Session Focus: A case study capacity study using lean methods to develop a skill matrix analyzing the processes used to do the actual work.
In the session "Creating a Skill Matrix | Identification of Skills Needed To Do the Work", presenter Azizeh Constantinescu shared a case study on how she conducted a capacity analysis that revealed powerful insights into mapping employee skills to the granular work tasks and processes within her organization.
The core takeaway, as quoted in the session, is that "Skills-based organization is really about unlocking skills from jobs and that happens across a number of dimensions - it's not just a talent thing, it's not just a learning thing, it is a business thing."

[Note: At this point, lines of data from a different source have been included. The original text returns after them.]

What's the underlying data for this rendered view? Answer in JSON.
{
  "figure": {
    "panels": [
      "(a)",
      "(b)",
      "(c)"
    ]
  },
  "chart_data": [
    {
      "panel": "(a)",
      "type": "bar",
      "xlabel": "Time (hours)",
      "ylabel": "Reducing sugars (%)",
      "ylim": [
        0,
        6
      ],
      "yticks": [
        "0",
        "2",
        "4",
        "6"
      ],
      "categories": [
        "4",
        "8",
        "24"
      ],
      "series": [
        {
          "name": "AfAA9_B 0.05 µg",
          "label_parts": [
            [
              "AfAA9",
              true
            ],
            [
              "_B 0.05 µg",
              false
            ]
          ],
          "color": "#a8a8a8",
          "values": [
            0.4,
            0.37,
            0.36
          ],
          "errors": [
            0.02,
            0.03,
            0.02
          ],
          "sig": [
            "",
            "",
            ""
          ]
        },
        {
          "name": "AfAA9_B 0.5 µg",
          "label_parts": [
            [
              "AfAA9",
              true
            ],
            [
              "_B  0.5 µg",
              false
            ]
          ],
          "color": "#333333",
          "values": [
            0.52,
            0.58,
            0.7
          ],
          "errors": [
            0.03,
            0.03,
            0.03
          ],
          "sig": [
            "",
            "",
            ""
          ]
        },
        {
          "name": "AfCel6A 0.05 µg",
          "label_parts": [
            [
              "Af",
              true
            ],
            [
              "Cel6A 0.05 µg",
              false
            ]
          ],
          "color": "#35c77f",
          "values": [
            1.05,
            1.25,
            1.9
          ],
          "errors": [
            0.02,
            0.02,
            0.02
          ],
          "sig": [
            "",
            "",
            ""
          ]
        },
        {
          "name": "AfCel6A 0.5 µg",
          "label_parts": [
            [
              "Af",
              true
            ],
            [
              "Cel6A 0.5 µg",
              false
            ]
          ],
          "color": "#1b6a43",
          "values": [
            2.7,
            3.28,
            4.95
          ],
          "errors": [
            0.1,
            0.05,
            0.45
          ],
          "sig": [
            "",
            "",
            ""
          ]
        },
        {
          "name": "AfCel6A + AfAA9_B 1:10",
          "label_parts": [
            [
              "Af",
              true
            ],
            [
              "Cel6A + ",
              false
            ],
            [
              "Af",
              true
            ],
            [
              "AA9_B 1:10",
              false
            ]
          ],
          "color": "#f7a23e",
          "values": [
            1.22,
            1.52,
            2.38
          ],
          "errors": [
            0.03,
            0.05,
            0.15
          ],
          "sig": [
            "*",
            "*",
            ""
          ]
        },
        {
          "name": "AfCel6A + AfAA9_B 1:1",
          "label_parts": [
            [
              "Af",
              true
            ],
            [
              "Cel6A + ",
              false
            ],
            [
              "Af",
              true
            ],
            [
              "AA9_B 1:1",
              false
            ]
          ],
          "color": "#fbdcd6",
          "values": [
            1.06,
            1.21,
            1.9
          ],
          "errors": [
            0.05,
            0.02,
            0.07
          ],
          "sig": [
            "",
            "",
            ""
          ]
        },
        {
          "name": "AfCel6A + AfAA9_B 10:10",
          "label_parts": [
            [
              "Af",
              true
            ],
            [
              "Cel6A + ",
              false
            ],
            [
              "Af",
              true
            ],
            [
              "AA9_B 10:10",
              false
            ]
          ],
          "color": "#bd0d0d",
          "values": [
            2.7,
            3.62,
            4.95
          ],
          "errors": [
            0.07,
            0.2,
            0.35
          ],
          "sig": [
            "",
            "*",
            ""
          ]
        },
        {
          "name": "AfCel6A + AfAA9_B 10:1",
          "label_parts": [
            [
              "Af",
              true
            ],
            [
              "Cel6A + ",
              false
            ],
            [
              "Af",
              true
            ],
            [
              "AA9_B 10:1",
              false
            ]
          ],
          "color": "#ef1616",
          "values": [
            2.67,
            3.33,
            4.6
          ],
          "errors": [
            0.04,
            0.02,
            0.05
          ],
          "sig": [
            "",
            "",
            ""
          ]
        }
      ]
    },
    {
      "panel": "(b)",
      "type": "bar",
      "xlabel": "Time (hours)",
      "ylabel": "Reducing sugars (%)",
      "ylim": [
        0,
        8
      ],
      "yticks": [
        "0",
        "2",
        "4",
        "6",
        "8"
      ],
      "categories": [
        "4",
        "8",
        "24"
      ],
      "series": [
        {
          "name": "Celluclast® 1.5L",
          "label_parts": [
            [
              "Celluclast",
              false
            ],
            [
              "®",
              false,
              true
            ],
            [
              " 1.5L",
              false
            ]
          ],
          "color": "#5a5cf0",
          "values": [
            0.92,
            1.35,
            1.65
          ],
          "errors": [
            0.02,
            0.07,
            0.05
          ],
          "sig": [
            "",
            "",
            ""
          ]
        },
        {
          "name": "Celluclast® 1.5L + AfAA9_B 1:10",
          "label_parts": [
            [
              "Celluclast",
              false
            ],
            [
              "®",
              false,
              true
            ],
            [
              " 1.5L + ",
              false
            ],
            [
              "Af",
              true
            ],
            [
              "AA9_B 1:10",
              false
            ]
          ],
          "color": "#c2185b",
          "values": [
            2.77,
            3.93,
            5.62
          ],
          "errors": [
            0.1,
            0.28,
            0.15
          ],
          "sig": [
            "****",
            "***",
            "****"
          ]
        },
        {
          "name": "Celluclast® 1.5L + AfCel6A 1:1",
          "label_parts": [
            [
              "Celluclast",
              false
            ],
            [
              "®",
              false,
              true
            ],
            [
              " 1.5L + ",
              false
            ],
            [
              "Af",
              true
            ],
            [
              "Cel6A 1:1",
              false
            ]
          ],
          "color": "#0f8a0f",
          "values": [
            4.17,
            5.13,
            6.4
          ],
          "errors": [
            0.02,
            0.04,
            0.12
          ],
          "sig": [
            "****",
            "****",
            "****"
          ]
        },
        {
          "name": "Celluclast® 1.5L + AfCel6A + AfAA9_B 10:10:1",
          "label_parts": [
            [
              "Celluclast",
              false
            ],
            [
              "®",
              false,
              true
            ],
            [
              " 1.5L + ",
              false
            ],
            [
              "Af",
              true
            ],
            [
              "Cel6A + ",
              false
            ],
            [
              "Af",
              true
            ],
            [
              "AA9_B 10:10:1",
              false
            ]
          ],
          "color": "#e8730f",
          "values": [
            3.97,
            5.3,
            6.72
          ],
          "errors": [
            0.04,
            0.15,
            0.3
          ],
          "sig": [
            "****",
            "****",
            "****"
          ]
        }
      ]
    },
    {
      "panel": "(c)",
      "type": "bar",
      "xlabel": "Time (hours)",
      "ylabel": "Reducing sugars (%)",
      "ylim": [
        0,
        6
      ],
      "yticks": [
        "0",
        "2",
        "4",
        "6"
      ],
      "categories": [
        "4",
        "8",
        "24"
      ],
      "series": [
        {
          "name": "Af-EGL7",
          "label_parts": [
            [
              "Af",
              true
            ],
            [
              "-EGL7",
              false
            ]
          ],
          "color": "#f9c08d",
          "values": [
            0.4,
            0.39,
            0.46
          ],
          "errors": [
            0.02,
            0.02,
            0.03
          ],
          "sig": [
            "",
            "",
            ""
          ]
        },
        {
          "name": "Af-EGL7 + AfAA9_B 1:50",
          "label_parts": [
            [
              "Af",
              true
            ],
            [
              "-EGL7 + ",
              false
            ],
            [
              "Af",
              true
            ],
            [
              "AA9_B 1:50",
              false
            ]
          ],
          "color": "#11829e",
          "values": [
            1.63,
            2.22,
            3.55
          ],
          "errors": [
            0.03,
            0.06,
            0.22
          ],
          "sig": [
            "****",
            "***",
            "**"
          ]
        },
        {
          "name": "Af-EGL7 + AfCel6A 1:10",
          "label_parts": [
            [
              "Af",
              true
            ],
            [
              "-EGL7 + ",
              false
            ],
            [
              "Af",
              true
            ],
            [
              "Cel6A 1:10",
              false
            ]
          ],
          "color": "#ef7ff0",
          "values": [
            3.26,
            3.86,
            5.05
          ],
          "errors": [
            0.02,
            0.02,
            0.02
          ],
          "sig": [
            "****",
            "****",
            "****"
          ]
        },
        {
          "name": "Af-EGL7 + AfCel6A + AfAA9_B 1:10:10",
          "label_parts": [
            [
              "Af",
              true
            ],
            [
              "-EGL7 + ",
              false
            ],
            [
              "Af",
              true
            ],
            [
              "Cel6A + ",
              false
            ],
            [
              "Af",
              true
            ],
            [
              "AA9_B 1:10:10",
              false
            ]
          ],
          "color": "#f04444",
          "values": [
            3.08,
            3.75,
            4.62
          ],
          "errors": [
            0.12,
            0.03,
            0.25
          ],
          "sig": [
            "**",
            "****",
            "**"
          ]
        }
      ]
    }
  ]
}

Through careful observation of work processes and dialogue with employees actually performing the tasks, Aiza was able to deconstruct high-level activities like "conducting product testing" into detailed step-by-step processes. For each granular task step, she mapped out the specific skills an employee would need to have mastery over.
This skills mapping exercise yielded three critical takeaways for participants:
1. Map employee skills directly to the granular tasks and processes involved in the actual work being done, not just high-level job descriptions.
2. Use this granular skills mapping to facilitate knowledge transfer between employees, identify skills gaps, inform training, and enable dynamic staffing of work based on employee skill inventories.
3. Get leaders and stakeholders aligned on consistent skill definitions and taxonomies across the organization to allow true skills transferability and mobility between roles/departments.
By taking a bottoms-up, lean approach to analyzing work at the process level, organizations can "unlock" employee skills from traditional job roles and titles. This enables much more agility in workforce deployment, skills development, and strategic capacity planning aligned to business objectives.
The session provided a compelling case study on how analyzing skills through the lens of actual work processes, rather than just job descriptions, can transform an organization into a truly skills-based operating model.